Finalmente, un antiquario amico mi aveva chiamato di sulla porta del suo negozio; mi aveva detto che nella sua cantina ne aveva trovato uno… grande, bello, antico… ma a pezzi. Me li volle regalare, confuso che fosse in molto cattivo stato. A me non parve vero. Lo portai all’Eremo, lo ricomposi su di un tavolo… c’era quasi tutto… Mani sapienti ed affettuose lo sistemarono.
Ed eccolo qui, sulla parete del refettorio. Quando è il tramonto, dalla finestra entra un raggio di sole, che al tramonto è quasi sempre rosso, e lo pennella di sangue…

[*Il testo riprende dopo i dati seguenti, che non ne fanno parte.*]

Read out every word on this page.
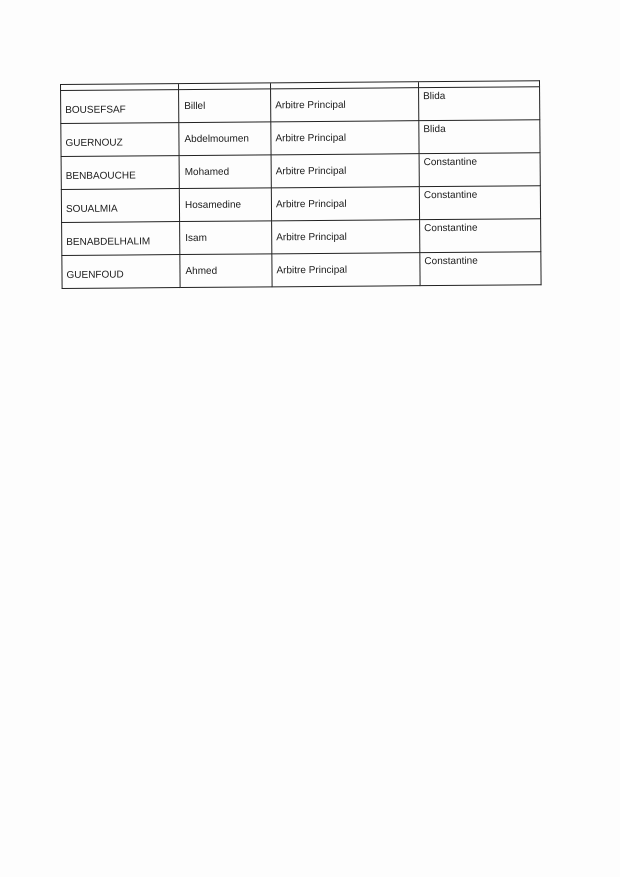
BOUSEFSAF	Billel	Arbitre Principal	Blida
GUERNOUZ	Abdelmoumen	Arbitre Principal	Blida
BENBAOUCHE	Mohamed	Arbitre Principal	Constantine
SOUALMIA	Hosamedine	Arbitre Principal	Constantine
BENABDELHALIM	Isam	Arbitre Principal	Constantine
GUENFOUD	Ahmed	Arbitre Principal	Constantine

Il nome di Gesù, tante volte bestemmiato, colpito, cancellato, apparentemente distrutto… a pezzi… non sarà mai, non sparirà mai dalla terra sulla quale incessantemente s’immola fino all’ultima Messa.
Eccolo; nel fissarlo al muro si è cantato: Christus vincit, Christus regnat, Christus imperat!
Ecco, lo guardo… dalla finestra entra un raggio di sole al tramonto… e lo pennella di Sangue.
Uno sguardo che accarezza la memoria. Dagli scritti di Tommasa Alfieri. Ed. Amici della Familia Christi 2010 Viterbo pag. 129)
(Continua)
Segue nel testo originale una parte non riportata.